As organizações de camponeses e agricultores desenvolveram conhecimento suficiente das falhas do modelo capitalista de produção de alimentos. Suas demandas pontuais reafirmam um modelo diferente, que propõe uma maior participação democrática na construção e reprodução dos sistemas alimentares, que inclui a intervenção de governos e não de agências de ajuda ou do setor privado. De suas muitas demandas, destacamos os seguintes pontos:

  1. Dar poder econômico ao povo por meio da
    1. Realização da reforma agrária para que camponeses e agricultores tenham acesso à terra e recursos para cultivá-la.
    2. Desenvolvimento de formas adequadas de produção que estimulem – entre outras coisas – alguma forma de ação coletiva para aproveitar as economias de escala.
    3. Instituição de autogoverno local nas áreas rurais, onde os camponeses detêm o poder político necessário para formular políticas que beneficiem suas vidas e protejam o ecossistema.
    4. Fortalecimento dos sistemas de bem-estar social para que os camponeses sejam protegidos diante de adversidades (mau tempo, más colheitas etc.).
    5. Construção de sistemas de distribuição públicos, com foco especial na erradicação da fome.
    6. Garantia de que alimentos saudáveis sejam colocados à disposição de escolas públicas e creches.
  1. Desenvolver e implementar medidas para garantir que a agricultura seja sustentável economicamente por meio de
    1. Prevenção de dumping de alimentos barateados dos sistemas agrícolas do Norte Global que se beneficiam de subsídios massivos.
    2. Expansão do acesso dos produtores rurais ao crédito bancário acessível e proporcionar alívio aos credores informais.

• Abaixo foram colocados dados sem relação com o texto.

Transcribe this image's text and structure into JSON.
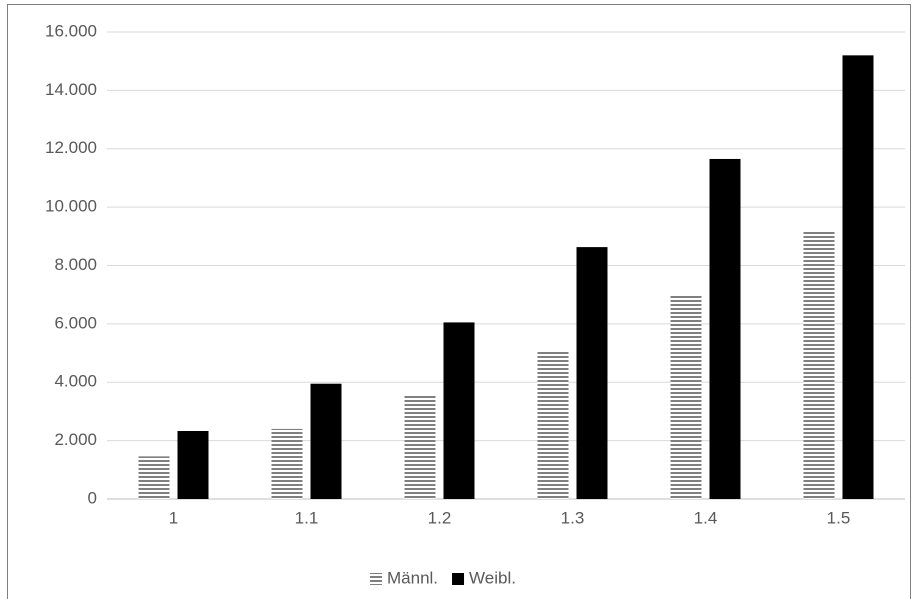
{
  "chart_data": {
    "type": "bar",
    "categories": [
      "1",
      "1.1",
      "1.2",
      "1.3",
      "1.4",
      "1.5"
    ],
    "series": [
      {
        "name": "Männl.",
        "color": "#000000",
        "pattern": "horizontal-lines",
        "values": [
          1450,
          2400,
          3600,
          5100,
          6950,
          9150
        ]
      },
      {
        "name": "Weibl.",
        "color": "#000000",
        "values": [
          2330,
          3950,
          6050,
          8630,
          11650,
          15200
        ]
      }
    ],
    "ylim": [
      0,
      16000
    ],
    "yticks": [
      0,
      {
        "value": 2000,
        "label": "2.000"
      },
      {
        "value": 4000,
        "label": "4.000"
      },
      {
        "value": 6000,
        "label": "6.000"
      },
      {
        "value": 8000,
        "label": "8.000"
      },
      {
        "value": 10000,
        "label": "10.000"
      },
      {
        "value": 12000,
        "label": "12.000"
      },
      {
        "value": 14000,
        "label": "14.000"
      },
      {
        "value": 16000,
        "label": "16.000"
      }
    ],
    "grid": true,
    "legend": "bottom"
  }
}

    3. Criação de uma política para garantir preços mínimos para produtos agrícolas.
    4. Desenvolvimento de sistemas de irrigação sustentáveis com financiamento público, sistemas de transporte, instalações de armazenamento e infraestrutura relacionada.
    5. Aumento da produção de alimentos do setor cooperativo e incentivar a participação popular nos sistemas de produção e distribuição de alimentos.
    6. Construção da capacidade científica e técnica para uma agricultura sustentável e ecológica.
    7. Retirar patentes de sementes e promover marcos jurídicos para proteger as sementes crioulas de serem mercantilizadas pelo agronegócio.
    8. Fornecimento de insumos agrícolas modernos a preços acessíveis.
  1. Projetar um sistema de comércio internacional democrático por meio de
    1. Democratização  da Organização Mundial do Comércio, o que inclui:
      1. Maior participação nacional dos países do Sul Global na formulação das regras de deliberação, maior abertura do processo de negociação (incluindo a publicação de relatórios e negociação de textos) e maior participação das organizações camponesas no processo de regulamentação.
      2. Maior transparência nos mecanismos de disputas comerciais. Isso inclui o anúncio oportuno de quaisquer disputas e da forma de arbitragem, bem como os anúncios públicos de acordos judiciais.
    2. Diminuição da dependência para a formulação de políticas e liquidação de reivindicações em poderosas plataformas do Norte Global, como a Organização para Cooperação e Desenvolvimento Econômico e o Centro Internacional para Resolução de Disputas sobre Investimentos do Banco Mundial. Esses órgãos são controlados pelo Norte Global e operam quase inteiramente segundo o interesse das corporações multinacionais domiciliadas no Norte Global.